Computationally Efficient Replicable Learning of Parities
Moshe Noivirt, Jessica Sorrell, Eliad Tsfadia
TL;DR
The paper investigates the computational relationships between replicability and privacy in learning, and provides the first polynomial-time replicable algorithm for realizable learning of parity functions over arbitrary distributions. The main technical contribution is RepLinearSpan, a replicable subspace-identification subroutine that, given $m$ vectors in ${\mathbb F}_2^d$, outputs a subspace of their span capturing at least $1-\varepsilon$ of the vectors with $\rho$-replicability and running time $O(m^2 d^3)$. This subspace then enables a replicable parity learner by solving a linear system within the learned subspace, yielding a realizable $(\varepsilon,\delta)$-PAC learner for parity functions with sample complexity poly$(d,1/\rho,1/\varepsilon,\log(1/\delta))$. Collectively, the results show that efficient replicable learning over general distributions can extend beyond SQ-learning and approximate the power of differentially private learning, highlighting a closer computational alignment between replication and privacy than previously known.
Abstract
We study the computational relationship between replicability (Impagliazzo et al. [STOC `22], Ghazi et al. [NeurIPS `21]) and other stability notions. Specifically, we focus on replicable PAC learning and its connections to differential privacy (Dwork et al. [TCC 2006]) and to the statistical query (SQ) model (Kearns [JACM `98]). Statistically, it was known that differentially private learning and replicable learning are equivalent and strictly more powerful than SQ-learning. Yet, computationally, all previously known efficient (i.e., polynomial-time) replicable learning algorithms were confined to SQ-learnable tasks or restricted distributions, in contrast to differentially private learning. Our main contribution is the first computationally efficient replicable algorithm for realizable learning of parities over arbitrary distributions, a task that is known to be hard in the SQ-model, but possible under differential privacy.
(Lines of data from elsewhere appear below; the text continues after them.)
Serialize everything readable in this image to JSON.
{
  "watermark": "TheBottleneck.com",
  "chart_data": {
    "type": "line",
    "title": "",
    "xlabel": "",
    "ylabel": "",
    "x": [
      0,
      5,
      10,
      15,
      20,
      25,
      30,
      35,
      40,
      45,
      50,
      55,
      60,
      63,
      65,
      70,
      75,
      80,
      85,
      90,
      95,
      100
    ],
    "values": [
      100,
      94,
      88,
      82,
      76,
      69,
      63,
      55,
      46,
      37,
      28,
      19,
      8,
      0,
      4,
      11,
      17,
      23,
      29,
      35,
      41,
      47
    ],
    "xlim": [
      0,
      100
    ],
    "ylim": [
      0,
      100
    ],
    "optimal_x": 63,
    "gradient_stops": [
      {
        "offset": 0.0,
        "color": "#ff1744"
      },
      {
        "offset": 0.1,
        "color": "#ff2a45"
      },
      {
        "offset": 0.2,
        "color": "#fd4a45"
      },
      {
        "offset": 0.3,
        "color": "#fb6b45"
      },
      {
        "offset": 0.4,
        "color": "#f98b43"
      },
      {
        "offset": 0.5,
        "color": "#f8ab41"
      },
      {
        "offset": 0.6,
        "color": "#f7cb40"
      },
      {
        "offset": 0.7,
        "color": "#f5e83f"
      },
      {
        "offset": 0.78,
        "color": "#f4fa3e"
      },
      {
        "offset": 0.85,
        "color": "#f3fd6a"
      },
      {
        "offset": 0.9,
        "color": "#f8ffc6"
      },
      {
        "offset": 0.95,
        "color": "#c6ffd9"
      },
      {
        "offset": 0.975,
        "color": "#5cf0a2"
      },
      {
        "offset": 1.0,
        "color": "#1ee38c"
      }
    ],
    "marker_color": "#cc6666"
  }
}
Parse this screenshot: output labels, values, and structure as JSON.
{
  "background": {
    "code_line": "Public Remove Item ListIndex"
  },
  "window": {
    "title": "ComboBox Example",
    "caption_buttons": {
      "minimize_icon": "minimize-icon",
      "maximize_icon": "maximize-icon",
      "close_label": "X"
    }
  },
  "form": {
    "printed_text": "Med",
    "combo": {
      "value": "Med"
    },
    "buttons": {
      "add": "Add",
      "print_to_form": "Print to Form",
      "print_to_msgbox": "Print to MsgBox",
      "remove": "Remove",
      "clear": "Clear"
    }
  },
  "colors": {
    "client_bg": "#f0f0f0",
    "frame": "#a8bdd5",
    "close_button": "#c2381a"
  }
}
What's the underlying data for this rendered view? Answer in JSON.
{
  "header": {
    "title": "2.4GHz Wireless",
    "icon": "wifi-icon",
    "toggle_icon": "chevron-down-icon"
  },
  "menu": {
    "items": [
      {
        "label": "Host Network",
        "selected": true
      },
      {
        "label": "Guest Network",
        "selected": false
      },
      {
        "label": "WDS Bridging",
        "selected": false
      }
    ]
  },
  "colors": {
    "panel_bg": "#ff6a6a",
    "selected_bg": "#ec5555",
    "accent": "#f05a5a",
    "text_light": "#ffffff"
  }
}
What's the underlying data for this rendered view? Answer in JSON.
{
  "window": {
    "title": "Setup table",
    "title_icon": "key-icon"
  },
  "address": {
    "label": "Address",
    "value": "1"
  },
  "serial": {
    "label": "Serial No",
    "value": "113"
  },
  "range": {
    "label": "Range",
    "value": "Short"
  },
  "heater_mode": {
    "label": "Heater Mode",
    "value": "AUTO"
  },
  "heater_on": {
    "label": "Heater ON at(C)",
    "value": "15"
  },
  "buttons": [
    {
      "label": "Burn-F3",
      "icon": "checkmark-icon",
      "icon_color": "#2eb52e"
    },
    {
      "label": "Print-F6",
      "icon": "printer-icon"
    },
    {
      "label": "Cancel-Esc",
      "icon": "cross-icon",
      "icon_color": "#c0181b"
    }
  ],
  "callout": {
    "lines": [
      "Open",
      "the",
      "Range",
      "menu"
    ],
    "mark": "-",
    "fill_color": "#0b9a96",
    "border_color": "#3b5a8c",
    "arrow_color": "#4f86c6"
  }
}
This result provides the first evidence that efficient replicable learning over general distributions strictly extends efficient SQ-learning, and is closer in power to efficient differentially private learning, despite computational separations between replicability and privacy. Our main building block is a new, efficient, and replicable algorithm that, given a set of vectors, outputs a subspace of their linear span that covers most of them.